US Army general officer

Shawn R. Satterfield (born c. 1969) is a United States Army major general who serves as the Deputy Commander for Mobilization and Reserve Affairs, Vice Director of Strategy and Policy (VJ5), and Provisional Director of Force Development and Design (J7(P)) at Headquarters, United States Special Operations Command (USSOCOM) at MacDill AFB, Florida. He previously served as Commander of Special Operations Command North (SOCNORTH), Commander of the 20th Special Forces Group (20th SFG), and Commander of Special Operations Detachment – Central (SODCENT).

Satterfield enlisted in the Missouri Army National Guard at the age of 17, graduating from Army Basic Combat Training before his senior year of high school. Subsequently, he would attend and graduate from Army military police training after high school.

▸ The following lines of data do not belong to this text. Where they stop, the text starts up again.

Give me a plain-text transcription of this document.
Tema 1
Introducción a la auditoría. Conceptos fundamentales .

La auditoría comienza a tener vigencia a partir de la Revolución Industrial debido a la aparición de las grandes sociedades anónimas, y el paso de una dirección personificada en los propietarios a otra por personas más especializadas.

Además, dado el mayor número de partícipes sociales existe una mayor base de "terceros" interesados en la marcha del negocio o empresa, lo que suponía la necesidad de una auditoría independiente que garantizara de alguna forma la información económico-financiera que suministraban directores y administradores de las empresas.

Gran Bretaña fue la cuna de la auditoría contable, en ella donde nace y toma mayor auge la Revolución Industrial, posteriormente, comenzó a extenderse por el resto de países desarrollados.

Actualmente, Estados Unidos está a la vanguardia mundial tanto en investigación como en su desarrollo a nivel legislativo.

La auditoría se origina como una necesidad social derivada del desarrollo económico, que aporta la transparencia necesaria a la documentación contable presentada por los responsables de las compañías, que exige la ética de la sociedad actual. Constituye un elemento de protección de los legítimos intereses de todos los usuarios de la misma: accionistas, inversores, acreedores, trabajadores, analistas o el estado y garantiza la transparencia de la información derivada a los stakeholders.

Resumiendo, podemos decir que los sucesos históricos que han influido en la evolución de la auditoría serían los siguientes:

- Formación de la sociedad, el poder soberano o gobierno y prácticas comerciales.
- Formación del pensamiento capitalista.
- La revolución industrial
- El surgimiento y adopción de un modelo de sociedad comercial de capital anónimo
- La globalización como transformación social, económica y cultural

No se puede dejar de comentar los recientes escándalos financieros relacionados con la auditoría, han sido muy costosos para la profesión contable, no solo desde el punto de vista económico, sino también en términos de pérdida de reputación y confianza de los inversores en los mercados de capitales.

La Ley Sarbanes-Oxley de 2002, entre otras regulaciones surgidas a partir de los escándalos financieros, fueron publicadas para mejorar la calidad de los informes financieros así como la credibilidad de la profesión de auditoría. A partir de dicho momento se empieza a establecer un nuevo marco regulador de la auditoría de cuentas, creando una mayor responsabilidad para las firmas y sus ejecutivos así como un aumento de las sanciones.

In 1991, Satterfield obtained a commission as an Infantry Officer from the Missouri Army National Guard Officer Leadership Program via officer candidate school at Southern Missouri State University and graduated with a degree in criminal justice. In 1993, he graduated from the U.S. Army Special Forces Qualification Course, learning Egyptian Arabic and served with the 20th Special Forces Group. Simultaneously, he also served as a Highway Patrol officer in Crawford County, Missouri.

Satterfield deployed twice to Afghanistan, once to Colombia, once to Kosovo, and once to Iraq.